# NCP bungalow - Sussex - July 2017



## Gromr (Jul 16, 2017)

A weird little bungalow used by NCP parking, well into the stages of decay. 

*History*

Left empty at some point in 2001/2002, this little bungalow seems to have had an admin role in NCP (National Car Parks).
With lots of blank tickets and financial earning documents left around, it seems this was used as an administration hub for the area.

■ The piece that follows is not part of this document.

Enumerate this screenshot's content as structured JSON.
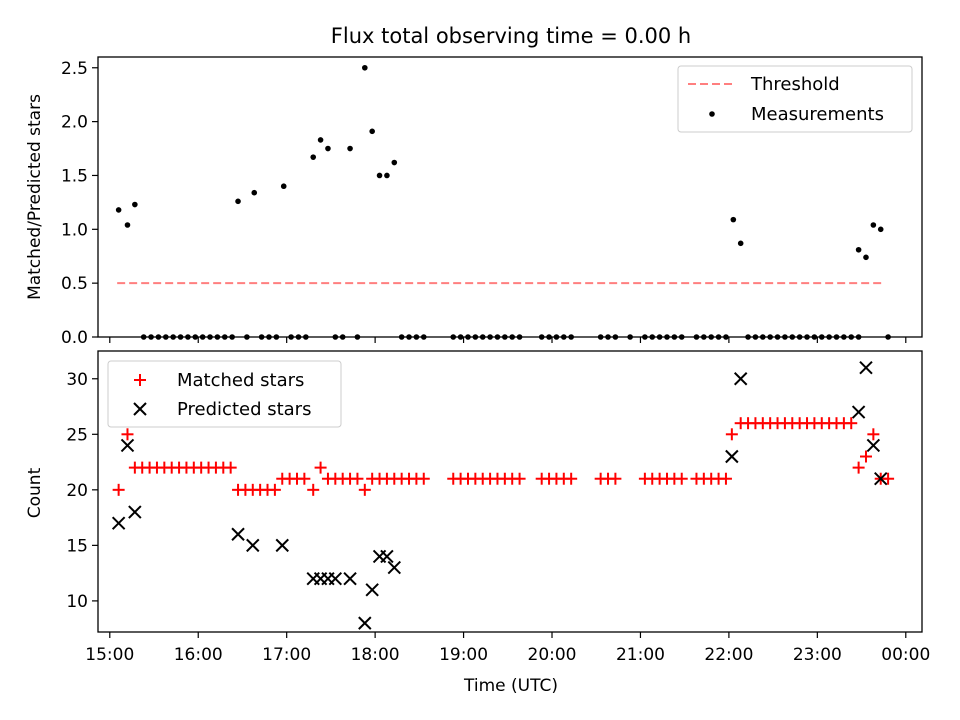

There are two NCP booths here too from two different car parks. 


*The Explore*

A nice easy local one, although it does back onto someones back garden, so I had to be careful not to be too noisy here. 
It's in a ruined state and didn't have anything too amazing left apart from a couple cars. 



*Photos*


----------



## krela (Jul 16, 2017)

How bizarre?!


----------



## Electric (Jul 16, 2017)

What! No fuseboard shots? That one looks to have two meters and I'm getting over excited.

Interesting one Gromr.
Wouldn't it be great if all workplaces had a swimming pool in the countryside?


----------



## smiler (Jul 16, 2017)

That is a delightful find Gromr, I enjoyed it, Thanks


----------



## pineapplesnail (Jul 16, 2017)

So glad someone was here to tell me that's a pool. How cool.


----------



## Dirus_Strictus (Jul 17, 2017)

Pity the Austin Atlantic is in such a mess.


----------



## Sam Haltin (Jul 17, 2017)

The house is in such a mess. Must have been used as a canteen for the NCP workers. As DS has identified the Austin Atlantic but the other car looks like a Rover 2000, but I could be wrong.


----------



## mookster (Jul 17, 2017)

The other car is indeed a Rove P6/2000, the Austin Atlantic is a very rare beast indeed.


----------



## jsp77 (Jul 17, 2017)

What an interesting find Gromr, those cars still appear half decent. A shame to see them just left to the elements.


----------



## Rubex (Jul 18, 2017)

The cars are cool! Nice find and pics.


----------



## Brewtal (Jul 20, 2017)

Another great find mate, love the cars!


----------



## Potter (Jul 26, 2017)

Hmm, this place has a certain character. That's cool with the cars. I wonder if they could be restored?


----------



## urban-dorset (Jul 26, 2017)

I like that little bungalow!


----------



## Dirus_Strictus (Jul 27, 2017)

Potter;345398 I wonder if they could be restored?[/QUOTE said:


> One can restore anything if you have the cash, and can source missing parts. However the Rover is not really worth doing - plenty of restored ones available at below the probable cost of restoring this one that has such a bad interior and missing panels. As for the Atlantic, looking at rear end this one has got terminal floorpan rot, missing trim and glass, with a very bad interior. Been there, done that on an Atlantic and a Nash Metropolitan many years ago when a mate and myself did old vehicles up - scrap yards were full of old stuff which you could get for a song when the first MOT tests struck home. Our best find was a pre-war Frazer Nash-BMW which we got roadworthy and then traded for a big Healey. The Healey was a good sprint car, but we should have stuck the Nash in the back of the barn - worth a goodly amount of readies today! But we were young and the good scrap yards were full of interesting MOT failures. Happy days!


----------



## Arron.pitches (Jan 18, 2018)

Derelict cars really upset me, what a shame! Cool find! Any other threads with this place?


----------



## Safe Breaker (Jan 19, 2018)

Excellent set here. I hadn't heard of a an Austin Atlantic so I googled it lol and found one for sale for £32,000 very interesting but looks very rotten from the pics.....


----------